Napoléon s’étant installé à Malmaison, certaines pièces ont été spécialement aménagées pour lui, comme cette salle du conseil, revêtue de panneaux à l’inspiration romaine et aux murs façonnés en forme de tente (rappelant sans doute les grands généraux itinérants du monde antique, tel Alexandre le Grand).
A l’extrémité du rez-de-chaussée se trouve le bureau de l’Empereur, aux plafonds décorés dans le style de Pompéi, pendant que les murs s’ornent de belles bibliothèques de bois rehaussées de miroirs. L’Empereur y avait faire un escalier dérobé qui lui permettait de passer directement à l’étage supérieur, celui des appartements privés dont nous allons avoir un aperçu bientôt (cela fait très guide des monuments de France, non ? 😉).
A l’étage supérieur se trouve la chambre de l’Empereur, toujours en forme de tente pour rappeler qu’il est avant tout un chef de guerre, toujours en mouvement sur le terrain. Les meubles raffinés sont tout en réminiscence d’Egypte. M’est venu à l’esprit que la couleur jaune était celle des empereurs en Chine ; mais je ne sais pas s’il y a un rapport quelconque ici.
La chambre de l’Impératrice est elle aussi magnifique, avec ce lit somptueux adossé à des cygnes.
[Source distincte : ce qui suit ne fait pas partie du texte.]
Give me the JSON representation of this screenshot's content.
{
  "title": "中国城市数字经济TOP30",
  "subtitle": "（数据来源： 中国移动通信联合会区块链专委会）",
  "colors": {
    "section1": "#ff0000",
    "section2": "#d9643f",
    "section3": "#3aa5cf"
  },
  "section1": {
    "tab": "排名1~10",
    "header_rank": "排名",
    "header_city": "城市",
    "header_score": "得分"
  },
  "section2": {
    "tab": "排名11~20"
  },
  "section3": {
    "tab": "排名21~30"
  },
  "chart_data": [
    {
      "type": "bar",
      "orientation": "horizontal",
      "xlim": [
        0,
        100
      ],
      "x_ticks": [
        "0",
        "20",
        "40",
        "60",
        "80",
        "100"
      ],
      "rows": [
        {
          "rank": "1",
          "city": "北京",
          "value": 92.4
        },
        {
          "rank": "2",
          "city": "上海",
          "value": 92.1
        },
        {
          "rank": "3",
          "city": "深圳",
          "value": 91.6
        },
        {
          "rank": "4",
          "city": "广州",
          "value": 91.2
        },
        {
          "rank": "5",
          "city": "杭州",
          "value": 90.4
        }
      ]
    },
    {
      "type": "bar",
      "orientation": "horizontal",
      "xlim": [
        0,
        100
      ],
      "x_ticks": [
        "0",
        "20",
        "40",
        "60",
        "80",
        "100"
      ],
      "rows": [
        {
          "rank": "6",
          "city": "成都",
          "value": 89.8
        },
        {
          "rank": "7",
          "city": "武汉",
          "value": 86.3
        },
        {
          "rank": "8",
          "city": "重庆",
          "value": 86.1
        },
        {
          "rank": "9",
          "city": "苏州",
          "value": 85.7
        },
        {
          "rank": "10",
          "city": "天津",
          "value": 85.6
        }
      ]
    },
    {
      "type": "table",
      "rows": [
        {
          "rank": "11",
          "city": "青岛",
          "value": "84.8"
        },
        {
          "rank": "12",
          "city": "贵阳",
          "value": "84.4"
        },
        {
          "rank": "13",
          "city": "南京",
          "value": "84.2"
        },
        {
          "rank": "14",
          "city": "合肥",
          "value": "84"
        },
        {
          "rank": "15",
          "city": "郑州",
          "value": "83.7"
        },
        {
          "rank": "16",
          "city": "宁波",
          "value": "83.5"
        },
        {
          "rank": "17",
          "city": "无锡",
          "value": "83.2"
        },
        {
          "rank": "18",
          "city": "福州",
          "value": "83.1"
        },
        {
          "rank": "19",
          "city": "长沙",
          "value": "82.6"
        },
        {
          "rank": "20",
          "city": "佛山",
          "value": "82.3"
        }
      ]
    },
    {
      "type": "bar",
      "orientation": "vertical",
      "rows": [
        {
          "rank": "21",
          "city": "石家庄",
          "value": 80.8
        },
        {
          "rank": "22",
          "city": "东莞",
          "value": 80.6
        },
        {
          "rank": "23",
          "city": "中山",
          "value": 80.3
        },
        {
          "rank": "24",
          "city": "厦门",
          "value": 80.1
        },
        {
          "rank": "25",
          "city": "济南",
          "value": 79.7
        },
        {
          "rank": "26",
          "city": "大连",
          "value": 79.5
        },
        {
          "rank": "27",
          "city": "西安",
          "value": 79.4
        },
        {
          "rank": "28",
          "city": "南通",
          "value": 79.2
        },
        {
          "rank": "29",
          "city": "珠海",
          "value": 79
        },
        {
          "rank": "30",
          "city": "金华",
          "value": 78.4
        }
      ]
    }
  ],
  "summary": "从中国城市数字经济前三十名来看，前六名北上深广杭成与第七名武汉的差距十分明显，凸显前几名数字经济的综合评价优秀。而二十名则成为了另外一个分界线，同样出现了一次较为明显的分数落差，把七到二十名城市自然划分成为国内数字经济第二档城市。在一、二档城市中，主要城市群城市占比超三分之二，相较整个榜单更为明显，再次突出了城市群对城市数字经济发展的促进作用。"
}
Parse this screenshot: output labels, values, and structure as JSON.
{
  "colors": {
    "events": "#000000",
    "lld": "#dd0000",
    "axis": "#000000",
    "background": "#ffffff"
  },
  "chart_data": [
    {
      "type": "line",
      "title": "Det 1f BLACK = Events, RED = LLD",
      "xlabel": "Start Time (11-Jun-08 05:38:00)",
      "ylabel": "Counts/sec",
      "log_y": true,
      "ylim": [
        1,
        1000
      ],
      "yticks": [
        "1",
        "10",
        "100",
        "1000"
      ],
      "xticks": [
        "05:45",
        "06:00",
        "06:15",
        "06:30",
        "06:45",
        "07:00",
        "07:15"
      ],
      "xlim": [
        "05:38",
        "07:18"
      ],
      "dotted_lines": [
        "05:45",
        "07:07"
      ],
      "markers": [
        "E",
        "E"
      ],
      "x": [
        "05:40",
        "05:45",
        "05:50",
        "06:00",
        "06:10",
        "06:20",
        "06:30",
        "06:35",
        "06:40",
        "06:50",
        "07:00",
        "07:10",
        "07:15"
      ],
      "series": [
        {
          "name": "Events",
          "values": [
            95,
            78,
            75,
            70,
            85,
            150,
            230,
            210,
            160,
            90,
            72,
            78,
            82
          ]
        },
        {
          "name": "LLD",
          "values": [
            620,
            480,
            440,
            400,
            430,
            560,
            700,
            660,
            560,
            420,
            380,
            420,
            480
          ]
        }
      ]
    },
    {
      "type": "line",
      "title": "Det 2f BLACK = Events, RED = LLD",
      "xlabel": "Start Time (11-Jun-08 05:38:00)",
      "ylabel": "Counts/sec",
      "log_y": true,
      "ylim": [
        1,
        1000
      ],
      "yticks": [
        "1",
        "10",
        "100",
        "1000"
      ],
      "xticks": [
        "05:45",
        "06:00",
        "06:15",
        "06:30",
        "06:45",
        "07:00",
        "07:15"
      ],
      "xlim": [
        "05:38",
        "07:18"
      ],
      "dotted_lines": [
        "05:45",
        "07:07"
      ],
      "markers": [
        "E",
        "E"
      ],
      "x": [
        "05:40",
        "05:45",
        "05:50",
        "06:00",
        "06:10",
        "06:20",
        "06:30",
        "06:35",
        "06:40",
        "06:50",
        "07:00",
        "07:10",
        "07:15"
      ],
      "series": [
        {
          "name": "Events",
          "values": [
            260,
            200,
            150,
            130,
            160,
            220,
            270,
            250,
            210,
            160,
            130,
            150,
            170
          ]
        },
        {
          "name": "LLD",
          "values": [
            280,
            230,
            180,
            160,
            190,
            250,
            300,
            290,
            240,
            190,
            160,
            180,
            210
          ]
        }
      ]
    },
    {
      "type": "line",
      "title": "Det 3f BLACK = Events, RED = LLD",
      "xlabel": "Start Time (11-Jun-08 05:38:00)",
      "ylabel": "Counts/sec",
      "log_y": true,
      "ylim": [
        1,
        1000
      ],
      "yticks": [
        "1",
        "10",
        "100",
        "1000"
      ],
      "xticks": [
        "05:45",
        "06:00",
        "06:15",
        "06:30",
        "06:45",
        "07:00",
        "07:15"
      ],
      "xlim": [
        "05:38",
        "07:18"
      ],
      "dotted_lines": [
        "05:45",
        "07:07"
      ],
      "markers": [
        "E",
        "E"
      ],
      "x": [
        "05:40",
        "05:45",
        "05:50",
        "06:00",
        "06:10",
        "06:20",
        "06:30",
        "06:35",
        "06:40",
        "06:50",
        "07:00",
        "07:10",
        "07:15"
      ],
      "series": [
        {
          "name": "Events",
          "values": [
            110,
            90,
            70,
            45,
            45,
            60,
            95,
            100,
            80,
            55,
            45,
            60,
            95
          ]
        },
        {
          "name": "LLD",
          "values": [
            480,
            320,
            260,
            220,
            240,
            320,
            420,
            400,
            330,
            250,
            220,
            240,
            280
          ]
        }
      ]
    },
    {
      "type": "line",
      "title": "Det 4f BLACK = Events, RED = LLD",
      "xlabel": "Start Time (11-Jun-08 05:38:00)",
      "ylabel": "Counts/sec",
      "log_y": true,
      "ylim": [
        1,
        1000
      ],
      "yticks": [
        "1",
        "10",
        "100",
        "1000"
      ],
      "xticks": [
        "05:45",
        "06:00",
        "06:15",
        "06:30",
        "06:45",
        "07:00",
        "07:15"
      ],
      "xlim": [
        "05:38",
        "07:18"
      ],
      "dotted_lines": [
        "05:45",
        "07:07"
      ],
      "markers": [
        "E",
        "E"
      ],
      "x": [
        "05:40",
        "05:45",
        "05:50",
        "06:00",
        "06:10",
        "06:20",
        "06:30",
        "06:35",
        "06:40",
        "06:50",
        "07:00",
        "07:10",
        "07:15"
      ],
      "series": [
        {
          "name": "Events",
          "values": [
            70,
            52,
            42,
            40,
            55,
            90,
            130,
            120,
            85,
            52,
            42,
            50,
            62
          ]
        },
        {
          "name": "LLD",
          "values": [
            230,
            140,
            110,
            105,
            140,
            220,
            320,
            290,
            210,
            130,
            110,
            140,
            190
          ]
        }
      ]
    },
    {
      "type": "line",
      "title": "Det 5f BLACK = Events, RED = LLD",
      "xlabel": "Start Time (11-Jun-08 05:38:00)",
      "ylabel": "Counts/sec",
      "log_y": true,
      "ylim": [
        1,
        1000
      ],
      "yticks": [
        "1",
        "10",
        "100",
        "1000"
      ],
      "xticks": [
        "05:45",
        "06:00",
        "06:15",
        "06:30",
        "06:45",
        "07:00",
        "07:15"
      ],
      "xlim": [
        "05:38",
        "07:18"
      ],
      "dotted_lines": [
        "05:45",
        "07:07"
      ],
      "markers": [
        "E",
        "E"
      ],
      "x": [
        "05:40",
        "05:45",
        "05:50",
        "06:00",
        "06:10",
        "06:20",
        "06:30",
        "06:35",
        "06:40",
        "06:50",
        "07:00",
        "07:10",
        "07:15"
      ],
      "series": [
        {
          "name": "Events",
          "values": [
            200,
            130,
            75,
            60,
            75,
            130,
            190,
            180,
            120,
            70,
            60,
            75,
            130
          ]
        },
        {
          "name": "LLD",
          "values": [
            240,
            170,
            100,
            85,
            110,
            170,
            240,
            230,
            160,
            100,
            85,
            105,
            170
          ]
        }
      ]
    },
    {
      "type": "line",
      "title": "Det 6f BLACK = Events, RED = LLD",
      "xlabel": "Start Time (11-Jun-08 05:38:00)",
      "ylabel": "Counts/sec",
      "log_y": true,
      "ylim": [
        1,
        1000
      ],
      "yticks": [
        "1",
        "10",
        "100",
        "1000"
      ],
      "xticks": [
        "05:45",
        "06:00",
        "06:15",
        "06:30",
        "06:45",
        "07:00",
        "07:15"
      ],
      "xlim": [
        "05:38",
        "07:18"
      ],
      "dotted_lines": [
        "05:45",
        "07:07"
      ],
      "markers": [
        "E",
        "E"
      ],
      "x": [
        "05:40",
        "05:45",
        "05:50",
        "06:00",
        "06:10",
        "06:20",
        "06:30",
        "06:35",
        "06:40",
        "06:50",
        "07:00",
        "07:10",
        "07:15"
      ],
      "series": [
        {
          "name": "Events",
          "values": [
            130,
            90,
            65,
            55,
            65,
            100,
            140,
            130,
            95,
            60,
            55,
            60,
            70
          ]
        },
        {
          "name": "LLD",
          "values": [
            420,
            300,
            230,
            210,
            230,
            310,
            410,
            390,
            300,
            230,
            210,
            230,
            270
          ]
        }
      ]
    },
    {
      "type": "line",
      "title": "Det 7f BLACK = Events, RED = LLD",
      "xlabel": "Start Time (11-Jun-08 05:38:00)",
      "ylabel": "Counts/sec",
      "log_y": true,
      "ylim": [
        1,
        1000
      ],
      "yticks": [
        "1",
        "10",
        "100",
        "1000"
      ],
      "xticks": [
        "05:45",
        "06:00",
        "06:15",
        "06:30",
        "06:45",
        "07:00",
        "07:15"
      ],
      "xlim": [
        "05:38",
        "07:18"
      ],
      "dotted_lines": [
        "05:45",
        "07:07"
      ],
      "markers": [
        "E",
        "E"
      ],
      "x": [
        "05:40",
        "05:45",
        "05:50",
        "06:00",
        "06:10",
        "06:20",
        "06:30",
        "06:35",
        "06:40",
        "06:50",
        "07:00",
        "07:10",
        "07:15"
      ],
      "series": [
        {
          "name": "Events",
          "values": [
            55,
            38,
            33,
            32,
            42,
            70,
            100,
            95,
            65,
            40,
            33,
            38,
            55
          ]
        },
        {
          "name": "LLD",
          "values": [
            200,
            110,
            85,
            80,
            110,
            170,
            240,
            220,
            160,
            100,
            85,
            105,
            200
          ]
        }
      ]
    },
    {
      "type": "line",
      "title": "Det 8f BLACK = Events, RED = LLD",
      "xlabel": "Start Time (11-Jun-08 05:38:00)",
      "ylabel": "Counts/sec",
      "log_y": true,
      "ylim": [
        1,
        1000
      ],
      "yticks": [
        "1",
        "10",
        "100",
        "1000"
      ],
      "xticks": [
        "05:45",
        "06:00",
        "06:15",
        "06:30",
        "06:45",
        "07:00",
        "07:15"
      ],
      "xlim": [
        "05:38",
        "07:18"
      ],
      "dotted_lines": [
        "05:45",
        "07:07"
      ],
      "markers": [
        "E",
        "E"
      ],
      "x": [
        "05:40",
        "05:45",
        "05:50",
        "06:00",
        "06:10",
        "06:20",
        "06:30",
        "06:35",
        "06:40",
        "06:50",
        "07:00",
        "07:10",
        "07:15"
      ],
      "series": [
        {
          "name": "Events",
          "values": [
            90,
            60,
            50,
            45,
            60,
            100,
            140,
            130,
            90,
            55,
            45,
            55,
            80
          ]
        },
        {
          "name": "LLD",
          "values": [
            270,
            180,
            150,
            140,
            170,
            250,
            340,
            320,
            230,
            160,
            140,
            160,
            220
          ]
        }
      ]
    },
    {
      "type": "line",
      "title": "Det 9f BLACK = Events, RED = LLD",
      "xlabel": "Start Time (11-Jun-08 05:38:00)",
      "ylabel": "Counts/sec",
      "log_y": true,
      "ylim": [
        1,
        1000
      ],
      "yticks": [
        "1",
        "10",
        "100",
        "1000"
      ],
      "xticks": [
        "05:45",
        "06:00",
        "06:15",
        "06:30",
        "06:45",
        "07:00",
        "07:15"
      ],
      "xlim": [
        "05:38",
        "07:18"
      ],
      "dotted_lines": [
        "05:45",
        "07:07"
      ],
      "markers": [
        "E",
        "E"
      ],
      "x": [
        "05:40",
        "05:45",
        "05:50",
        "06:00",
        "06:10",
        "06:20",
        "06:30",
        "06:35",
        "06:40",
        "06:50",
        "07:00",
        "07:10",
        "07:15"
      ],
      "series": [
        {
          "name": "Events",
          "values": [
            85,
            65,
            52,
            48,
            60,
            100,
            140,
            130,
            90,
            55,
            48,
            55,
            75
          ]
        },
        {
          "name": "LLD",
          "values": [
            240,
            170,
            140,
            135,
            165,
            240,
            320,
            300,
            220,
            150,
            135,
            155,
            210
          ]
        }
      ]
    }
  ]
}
Ce fut également son lit de mort, une émotion nous saisit devant ce lieu chargé d’histoire.
Après cette visite, qui nous a fait pénétrer au cœur de l’intimité d’une femme et d’un homme hors du commun, il ne faut pas manquer la visite du dernier étage, qui nous emmène dans les lieux d’exil de Napoléon, à l’Ile d’Elbe puis à Sainte-Hélène. Les objets présentés (dont le masque mortuaire de l’Empereur), les témoignages de ses proches le rendent très humain, nous voyons ici la fin de vie d’un homme, tout simplement.
Très belle aventure en lisière de la capitale.